DOC_PP1_SILK_1

The ubiquitous serine ⁄ threonine protein phosphatases of type 1 (PP1) and type 2A (PP2A) belong to the phosphoprotein phosphatase (PPP) superfamily (Peti,2013). Together, they are responsible for more than 90 % of the protein phosphatase activity in eukaryotic cells. PP1 regulates diverse cellular processes such as cell cycle progression, apoptosis, protein synthesis, muscle contraction, glycogen metabolism, transcription and neuronal signalling (Hurley,2007; Aggen,2000). Three different genes in the mammalian genome encode four distinct catalytic subunits PP1α, PP1β⁄δ and the splice variants PP1γ1 and PP1γ2. These isoforms show a sequence identity of about 90% and most of the amino acid differences are found in the N- and C-terminal extremities. While Saccharomyces cerevisiae with only one PP1 gene (Glc7) is an exception, many Bacteria759 have multiple PP1 genes: eight are found in Arabidopsis thaliana, four in Drosophila melanogaster and 30 are predicted in Caenorhabditis elegans (Moorhead,2007, Wakula,2003).
With more than 200 target proteins the catalytic subunit (PP1c) lacks substrate specificity (Bollen,2010). It is recruited by the regulatory subunits to dephosphorylate phosphothreonine or phosphoserine residues in the target substrates. Using one or more of these regulators, PP1c is converted into hundreds of very specific holoenzymes. The catalytic site of PP1c is located at the intersection of three substrate-binding grooves: the acidic, the hydrophobic and the C-terminal binding groove (Terrak,2004). It is surrounded by acidic residues and contains two metal ions. In mammalian tissues these ions are Fe2+ and Zn2+, whereas in bacteria Mn2+ is incorporated (Bollen,2010).
PP1-interacting proteins (PIPs) function as targeting subunits, inhibitors and substrates. More than half of all PIPs inhibit PP1 when glycogenphosphorylase is used as a substrate.
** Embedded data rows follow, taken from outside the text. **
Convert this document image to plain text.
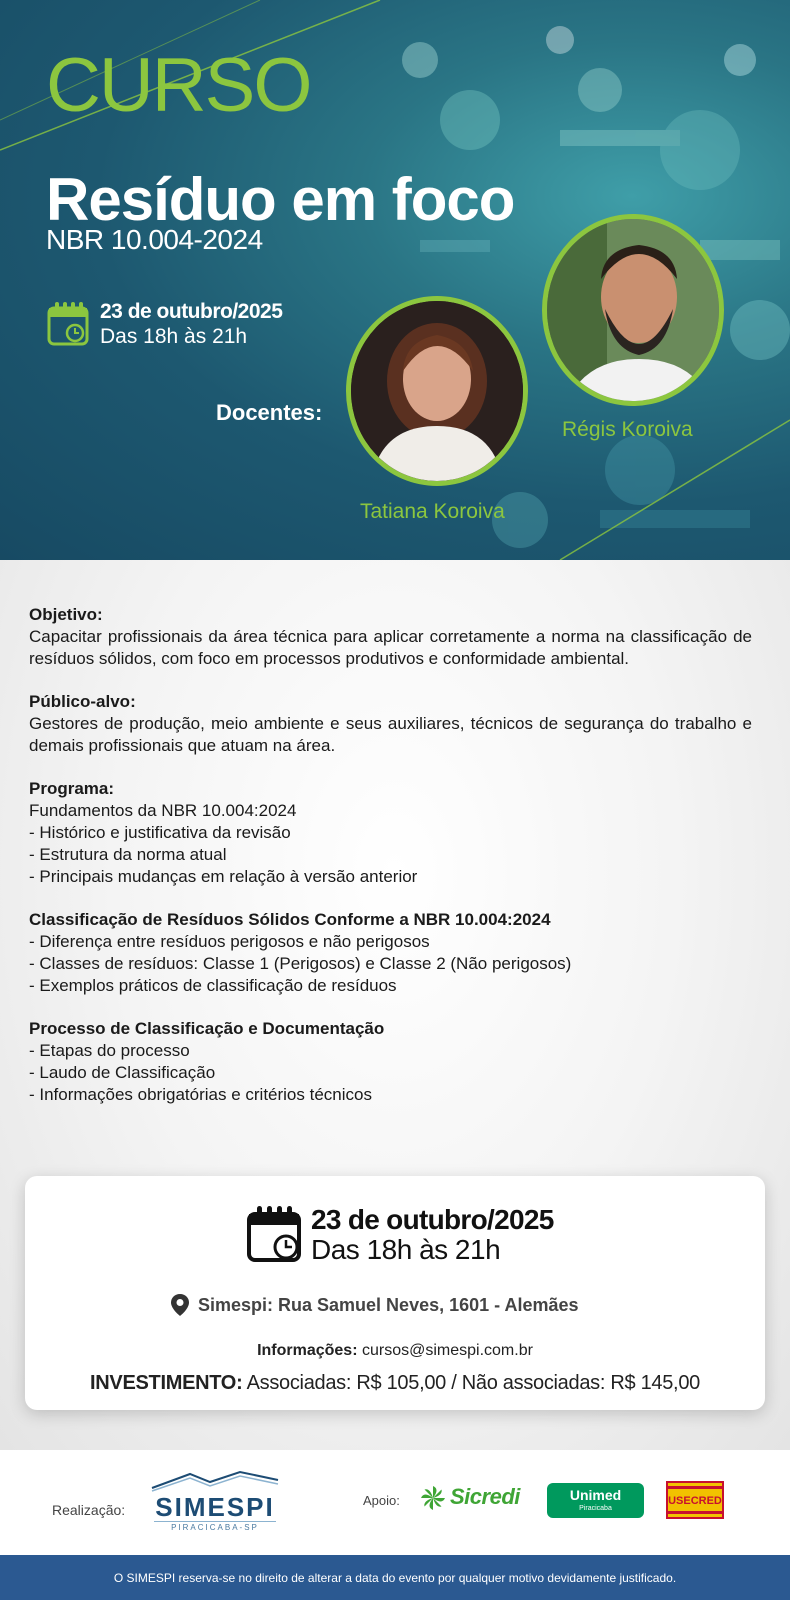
CURSO
Resíduo em foco
NBR 10.004-2024
23 de outubro/2025
Das 18h às 21h
Docentes:
Tatiana Koroiva
Régis Koroiva

Objetivo:

Capacitar profissionais da área técnica para aplicar corretamente a norma na classificação de resíduos sólidos, com foco em processos produtivos e conformidade ambiental.

Público-alvo:

Gestores de produção, meio ambiente e seus auxiliares, técnicos de segurança do trabalho e demais profissionais que atuam na área.

Programa:

Fundamentos da NBR 10.004:2024

- Histórico e justificativa da revisão

- Estrutura da norma atual

- Principais mudanças em relação à versão anterior

Classificação de Resíduos Sólidos Conforme a NBR 10.004:2024

- Diferença entre resíduos perigosos e não perigosos

- Classes de resíduos: Classe 1 (Perigosos) e Classe 2 (Não perigosos)

- Exemplos práticos de classificação de resíduos

Processo de Classificação e Documentação

- Etapas do processo

- Laudo de Classificação

- Informações obrigatórias e critérios técnicos

23 de outubro/2025
Das 18h às 21h
Simespi: Rua Samuel Neves, 1601 - Alemães
Informações: cursos@simespi.com.br
INVESTIMENTO: Associadas: R$ 105,00 / Não associadas: R$ 145,00
Realização: SIMESPI
PIRACICABA-SP
Apoio: Sicredi	Unimed
Piracicaba
USECRED
O SIMESPI reserva-se no direito de alterar a data do evento por qualquer motivo devidamente justificado.
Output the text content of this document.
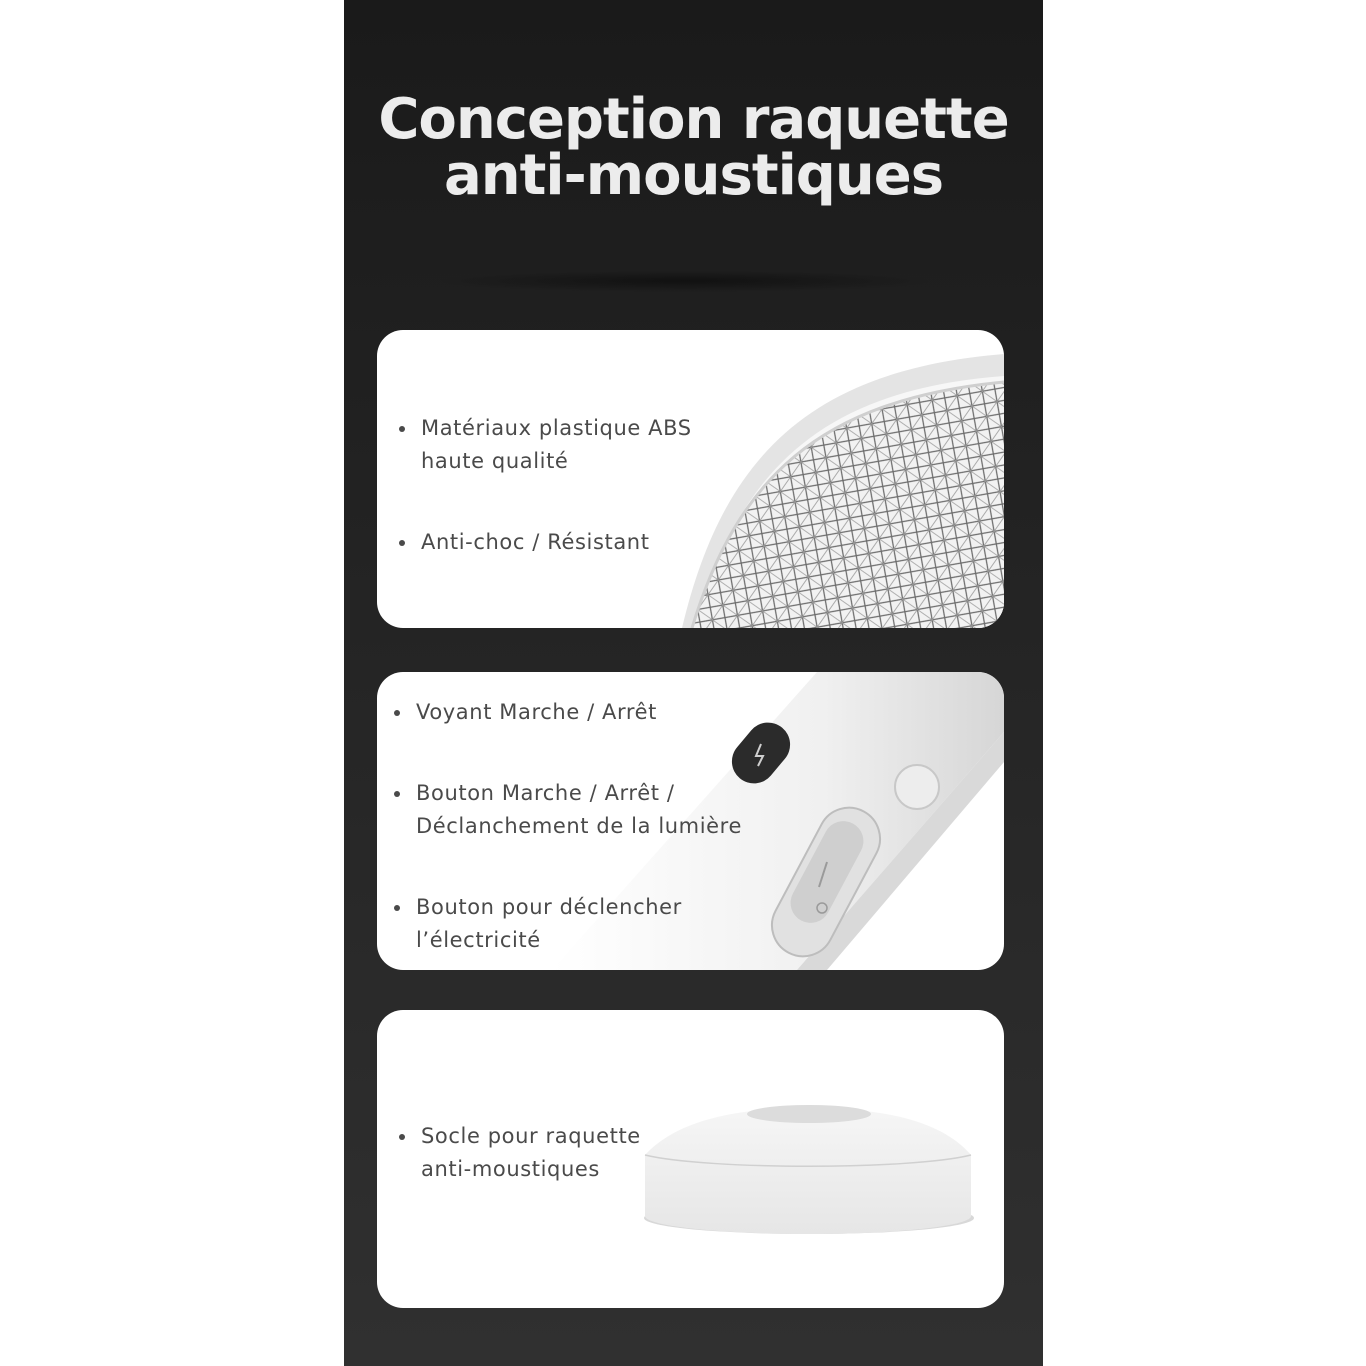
Conception raquette
anti-moustiques
Matériaux plastique ABS
haute qualité
Anti-choc / Résistant
Voyant Marche / Arrêt
Bouton Marche / Arrêt /
Déclanchement de la lumière
Bouton pour déclencher
l’électricité
Socle pour raquette
anti-moustiques
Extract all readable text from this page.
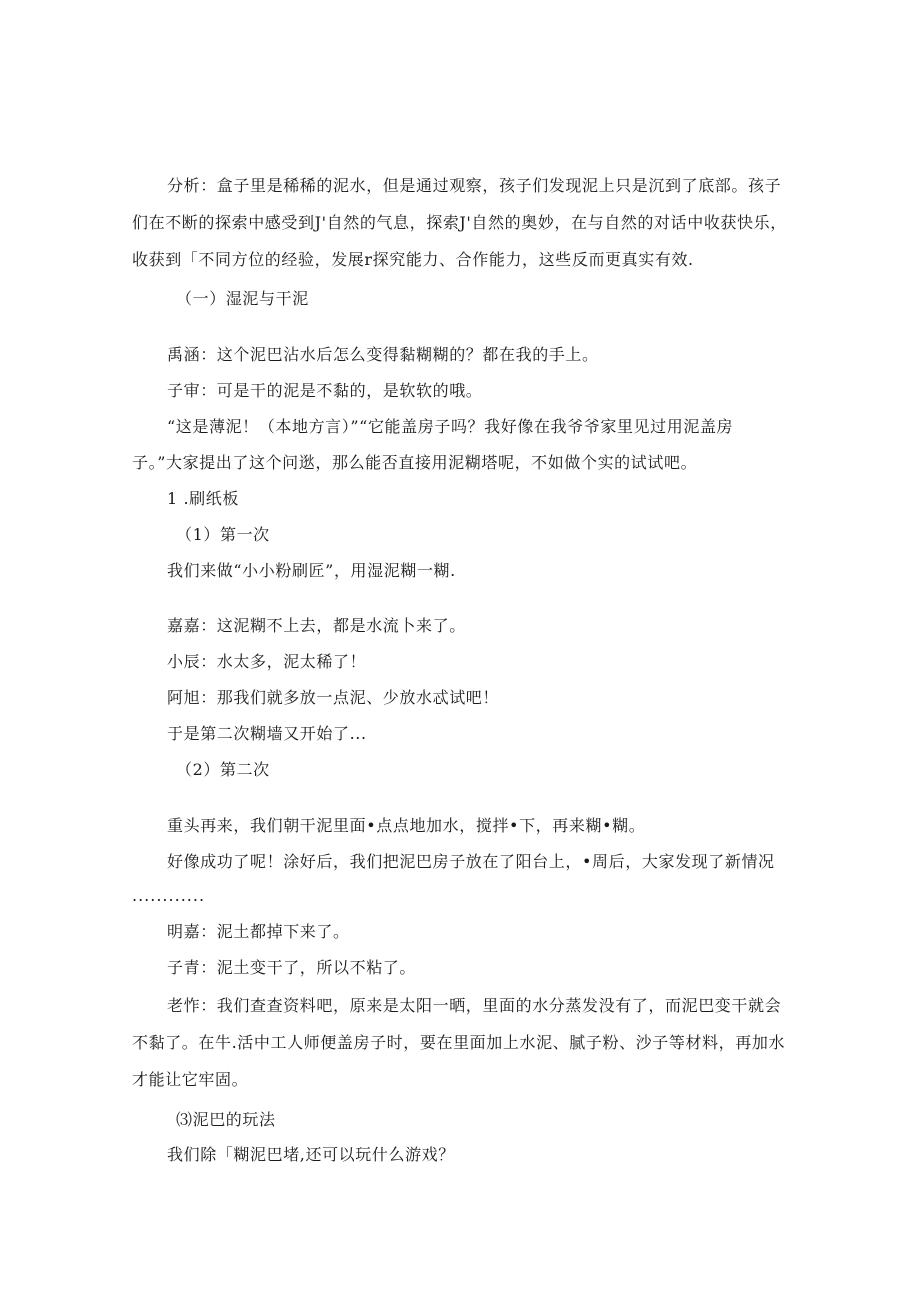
分析：盒子里是稀稀的泥水，但是通过观察，孩子们发现泥上只是沉到了底部。孩子
们在不断的探索中感受到J'自然的气息，探索J'自然的奥妙，在与自然的对话中收获快乐，
收获到「不同方位的经验，发展r探究能力、合作能力，这些反而更真实有效.
（一）湿泥与干泥
禹涵：这个泥巴沾水后怎么变得黏糊糊的？都在我的手上。
子审：可是干的泥是不黏的，是软软的哦。
“这是薄泥！（本地方言）”“它能盖房子吗？我好像在我爷爷家里见过用泥盖房
子。”大家提出了这个问逖，那么能否直接用泥糊塔呢，不如做个实的试试吧。
1 .刷纸板
（1）第一次
我们来做“小小粉刷匠”，用湿泥糊一糊.
嘉嘉：这泥糊不上去，都是水流卜来了。
小辰：水太多，泥太稀了！
阿旭：那我们就多放一点泥、少放水忒试吧！
于是第二次糊墙又开始了...
（2）第二次
重头再来，我们朝干泥里面•点点地加水，搅拌•下，再来糊•糊。
好像成功了呢！涂好后，我们把泥巴房子放在了阳台上，•周后，大家发现了新情况
............
明嘉：泥土都掉下来了。
子青：泥土变干了，所以不粘了。
老怍：我们查查资料吧，原来是太阳一晒，里面的水分蒸发没有了，而泥巴变干就会
不黏了。在牛.活中工人师便盖房子时，要在里面加上水泥、腻子粉、沙子等材料，再加水
才能让它牢固。
⑶泥巴的玩法
我们除「糊泥巴堵,还可以玩什么游戏？
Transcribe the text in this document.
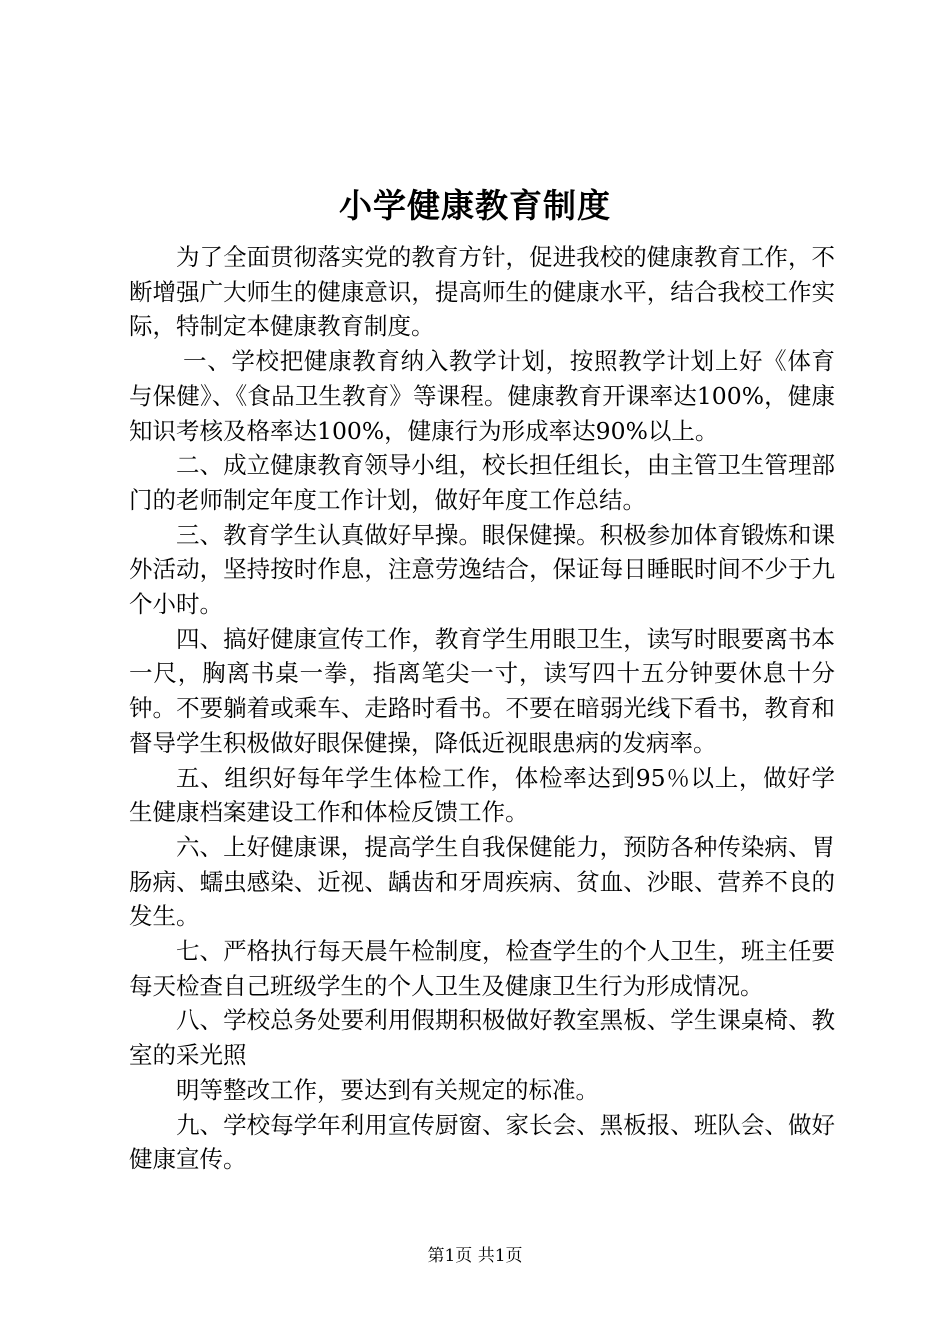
小学健康教育制度

为了全面贯彻落实党的教育方针，促进我校的健康教育工作，不断增强广大师生的健康意识，提高师生的健康水平，结合我校工作实际，特制定本健康教育制度。

一、学校把健康教育纳入教学计划，按照教学计划上好《体育与保健》、《食品卫生教育》等课程。健康教育开课率达100%，健康知识考核及格率达100%，健康行为形成率达90%以上。

二、成立健康教育领导小组，校长担任组长，由主管卫生管理部门的老师制定年度工作计划，做好年度工作总结。

三、教育学生认真做好早操。眼保健操。积极参加体育锻炼和课外活动，坚持按时作息，注意劳逸结合，保证每日睡眠时间不少于九个小时。

四、搞好健康宣传工作，教育学生用眼卫生，读写时眼要离书本一尺，胸离书桌一拳，指离笔尖一寸，读写四十五分钟要休息十分钟。不要躺着或乘车、走路时看书。不要在暗弱光线下看书，教育和督导学生积极做好眼保健操，降低近视眼患病的发病率。

五、组织好每年学生体检工作，体检率达到95％以上，做好学生健康档案建设工作和体检反馈工作。

六、上好健康课，提高学生自我保健能力，预防各种传染病、胃肠病、蠕虫感染、近视、龋齿和牙周疾病、贫血、沙眼、营养不良的发生。

七、严格执行每天晨午检制度，检查学生的个人卫生，班主任要每天检查自己班级学生的个人卫生及健康卫生行为形成情况。

八、学校总务处要利用假期积极做好教室黑板、学生课桌椅、教室的采光照

明等整改工作，要达到有关规定的标准。

九、学校每学年利用宣传厨窗、家长会、黑板报、班队会、做好健康宣传。

第1页 共1页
The IPP-1 (Protein phosphatase inhibitor 1, Q13522) protein and its homolog DARPP-32 (Dopamine- and cAMP-regulated phosphoprotein, Q9UD71) bind to and block the PP1 catalytic site after being phosphorylated on a specific threonine residue, thus acting as pseudosubstrates, while IPP-2 (Protein phosphatase inhibitor 2, P41236) does not require prior phosphorylation for the formation of a stable inactive complex with PP1c (Huang,1999; Connor,2000).
PIPs are predicted to contain regions that are intrinsically disordered, an attribute that favours their binding to a large surface area of PP1 via multiple docking motifs. Most of the known PP1-docking motifs are short, highly conserved and their flanking regions contain less conserved segments (Hendrickx,2009). They play an essential role in the regulation of PP1 activity and substrate specificity. Generally, PIPs contain multiple distinct PP1-docking motifs, which likely mediate cooperative binding to PP1. The RVXF motif (DOC_PP1_RVXF_1) is present in more than 90% of all known PP1 regulators. It functions primarily as an anchoring motif, as it does not influence the structure of PP1. The RVXF binding site is ~20 Å away from the PP1c active site. The hydrophobic groove of PP1c interacts with the RVXF motif in regulatory proteins, binding the peptide backbone by beta-strand augmentation (Peti,2013; Moorhead,2007). The SILK motif (DOC_PP1_SILK_1) is highly conserved among Opisthokonta and Amoebozoa and occurs in IPP-2 and several other vertebrate PP1 interactors. It binds in the hydrophobic groove at the back side of PP1 and is located N-terminal to the RVXF motif in proteins where these two motifs co-occur (Dancheck,2011; Hendrickx,2009). Similar to the RVXF motif, the SILK motif acts as an anchoring site and does not change the conformation of PP1. The myosin phosphatase N-terminal element or MyPhoNE motif contributes to substrate selection and is present in MYPT1 (Myosin phosphatase target subunit 1, O14974) and a few other PIPs. It is also located N-terminal to the RVXF sequence when both are present, lying within a five-turn α-helix that faces hydrophobic residues in a shallow hydrophobic cleft on PP1 (Bollen,2010).